Abi Husni Thamrin menolak narasi ini dengan keras. Ia menunjukkan data statistik kematian anak-anak pribumi yang jauh lebih tinggi dibandingkan anak-anak Eropa. Ia berargumen bahwa kesehatan adalah hak, bukan previlese. Ia menuntut agar alokasi dana untuk Dinas Kesehatan Publik tidak hanya fokus pada pencegahan penyakit yang mungkin mengancam komunitas Eropa, tetapi juga secara aktif masuk ke kampung-kampung untuk membangun infrastruktur dasar.
Perjuangan Abi Husni mengenai sanitasi sangat detail. Ia bahkan mendebatkan jenis material yang digunakan untuk pipa air, biaya penggalian sumur artesis, dan tarif retribusi sampah. Ia menuntut agar pemerintah kota bertanggung jawab atas pengumpulan sampah di setiap gang, alih-alih menyerahkannya kepada inisiatif masyarakat yang miskin. Detail ini menunjukkan kecermatan politiknya; ia tidak pernah membiarkan masalah rakyat kecil dianggap remeh atau terlalu teknis untuk dibahas di tingkat politik tertinggi.
Kritik Terhadap Kebijakan Tanah (*Grondbeleid*)

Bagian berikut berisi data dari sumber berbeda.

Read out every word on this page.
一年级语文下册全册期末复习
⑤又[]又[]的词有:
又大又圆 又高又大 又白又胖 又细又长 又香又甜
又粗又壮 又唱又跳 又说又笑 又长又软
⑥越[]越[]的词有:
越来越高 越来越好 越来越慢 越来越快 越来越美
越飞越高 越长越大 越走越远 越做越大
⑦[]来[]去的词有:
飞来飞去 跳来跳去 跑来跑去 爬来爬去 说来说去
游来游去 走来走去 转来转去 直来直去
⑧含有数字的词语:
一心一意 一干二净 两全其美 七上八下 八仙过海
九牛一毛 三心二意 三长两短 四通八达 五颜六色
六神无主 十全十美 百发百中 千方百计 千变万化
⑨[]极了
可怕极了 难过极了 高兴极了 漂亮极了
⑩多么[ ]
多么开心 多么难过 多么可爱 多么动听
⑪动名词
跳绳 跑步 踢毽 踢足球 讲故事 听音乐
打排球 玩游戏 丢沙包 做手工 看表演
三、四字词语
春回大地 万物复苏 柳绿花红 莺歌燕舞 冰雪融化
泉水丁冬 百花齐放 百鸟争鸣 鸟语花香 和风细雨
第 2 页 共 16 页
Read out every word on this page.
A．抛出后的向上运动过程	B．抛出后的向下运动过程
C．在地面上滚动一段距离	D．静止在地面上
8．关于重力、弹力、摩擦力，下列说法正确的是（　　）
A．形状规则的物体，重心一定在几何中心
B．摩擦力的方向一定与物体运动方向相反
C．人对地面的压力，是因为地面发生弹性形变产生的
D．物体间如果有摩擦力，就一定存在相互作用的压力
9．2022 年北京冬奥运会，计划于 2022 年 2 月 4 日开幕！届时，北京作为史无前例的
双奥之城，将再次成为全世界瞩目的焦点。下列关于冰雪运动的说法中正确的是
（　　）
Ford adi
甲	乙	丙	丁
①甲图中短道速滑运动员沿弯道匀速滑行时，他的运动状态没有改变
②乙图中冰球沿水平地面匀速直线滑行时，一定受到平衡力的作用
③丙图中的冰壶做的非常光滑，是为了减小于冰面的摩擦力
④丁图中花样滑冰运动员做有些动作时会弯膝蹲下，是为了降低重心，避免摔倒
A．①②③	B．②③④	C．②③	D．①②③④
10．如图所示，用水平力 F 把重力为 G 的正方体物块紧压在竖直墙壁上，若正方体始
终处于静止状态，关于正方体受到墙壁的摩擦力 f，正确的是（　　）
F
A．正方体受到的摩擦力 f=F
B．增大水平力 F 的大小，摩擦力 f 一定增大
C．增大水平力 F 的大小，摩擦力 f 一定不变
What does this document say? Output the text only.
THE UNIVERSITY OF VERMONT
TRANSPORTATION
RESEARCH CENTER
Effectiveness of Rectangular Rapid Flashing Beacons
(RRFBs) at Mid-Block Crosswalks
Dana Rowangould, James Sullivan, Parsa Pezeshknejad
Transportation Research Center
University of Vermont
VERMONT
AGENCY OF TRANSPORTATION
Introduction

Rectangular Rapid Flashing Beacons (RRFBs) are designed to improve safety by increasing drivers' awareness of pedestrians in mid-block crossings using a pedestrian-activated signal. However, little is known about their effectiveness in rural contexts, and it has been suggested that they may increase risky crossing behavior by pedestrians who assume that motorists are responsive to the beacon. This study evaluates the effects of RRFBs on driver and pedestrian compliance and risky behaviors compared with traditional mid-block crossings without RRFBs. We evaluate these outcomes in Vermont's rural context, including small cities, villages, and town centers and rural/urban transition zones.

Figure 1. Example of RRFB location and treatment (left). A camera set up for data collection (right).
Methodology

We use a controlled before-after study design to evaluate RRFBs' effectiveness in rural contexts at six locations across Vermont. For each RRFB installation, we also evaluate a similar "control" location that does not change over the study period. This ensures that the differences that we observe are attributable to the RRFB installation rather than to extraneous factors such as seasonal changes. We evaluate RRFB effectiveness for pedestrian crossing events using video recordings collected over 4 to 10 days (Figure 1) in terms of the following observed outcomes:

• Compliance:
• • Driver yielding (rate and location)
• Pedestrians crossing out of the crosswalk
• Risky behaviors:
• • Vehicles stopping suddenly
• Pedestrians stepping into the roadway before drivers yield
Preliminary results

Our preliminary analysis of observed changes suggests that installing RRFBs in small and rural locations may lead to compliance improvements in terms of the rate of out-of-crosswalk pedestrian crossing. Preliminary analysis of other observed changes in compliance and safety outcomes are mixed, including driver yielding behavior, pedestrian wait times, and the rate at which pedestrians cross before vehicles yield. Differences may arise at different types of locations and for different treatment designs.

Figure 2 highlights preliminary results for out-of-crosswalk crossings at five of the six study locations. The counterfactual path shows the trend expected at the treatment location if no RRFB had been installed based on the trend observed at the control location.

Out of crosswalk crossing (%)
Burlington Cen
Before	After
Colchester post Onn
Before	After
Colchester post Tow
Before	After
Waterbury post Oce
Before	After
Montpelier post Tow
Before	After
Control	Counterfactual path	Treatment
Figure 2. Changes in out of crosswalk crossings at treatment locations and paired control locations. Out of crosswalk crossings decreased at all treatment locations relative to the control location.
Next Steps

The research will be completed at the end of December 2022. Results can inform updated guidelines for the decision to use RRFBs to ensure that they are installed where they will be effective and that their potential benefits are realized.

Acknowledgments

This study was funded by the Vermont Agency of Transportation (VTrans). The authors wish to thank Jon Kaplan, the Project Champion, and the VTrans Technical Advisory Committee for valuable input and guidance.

Masalah tanah dan permukiman adalah salah satu pilar utama eksploitasi di Batavia. Pemerintah kolonial sering menerapkan kebijakan yang memfasilitasi penguasaan tanah oleh spekulan Eropa dan pengusaha Tiongkok, memaksa penduduk asli keluar dari tanah leluhur mereka. Abi Husni Thamrin berulang kali mengadvokasi perlindungan hukum yang lebih kuat bagi hak-hak tanah adat dan menuntut regulasi yang ketat terhadap harga sewa tanah dan rumah di perkotaan.
Ia menyoroti bagaimana sistem sewa tanah yang tidak adil memaksa pribumi menghabiskan sebagian besar pendapatan mereka hanya untuk tempat tinggal yang tidak layak, menjebak mereka dalam kemiskinan struktural. Thamrin mengusulkan skema kredit perumahan rakyat yang disubsidi, sebuah gagasan yang sangat maju pada masanya, jauh mendahului program perumahan sosial modern. Usulannya ini ditolak oleh mayoritas konservatif di Volksraad, yang menganggap intervensi pemerintah dalam pasar perumahan sebagai pelanggaran terhadap prinsip ekonomi liberal.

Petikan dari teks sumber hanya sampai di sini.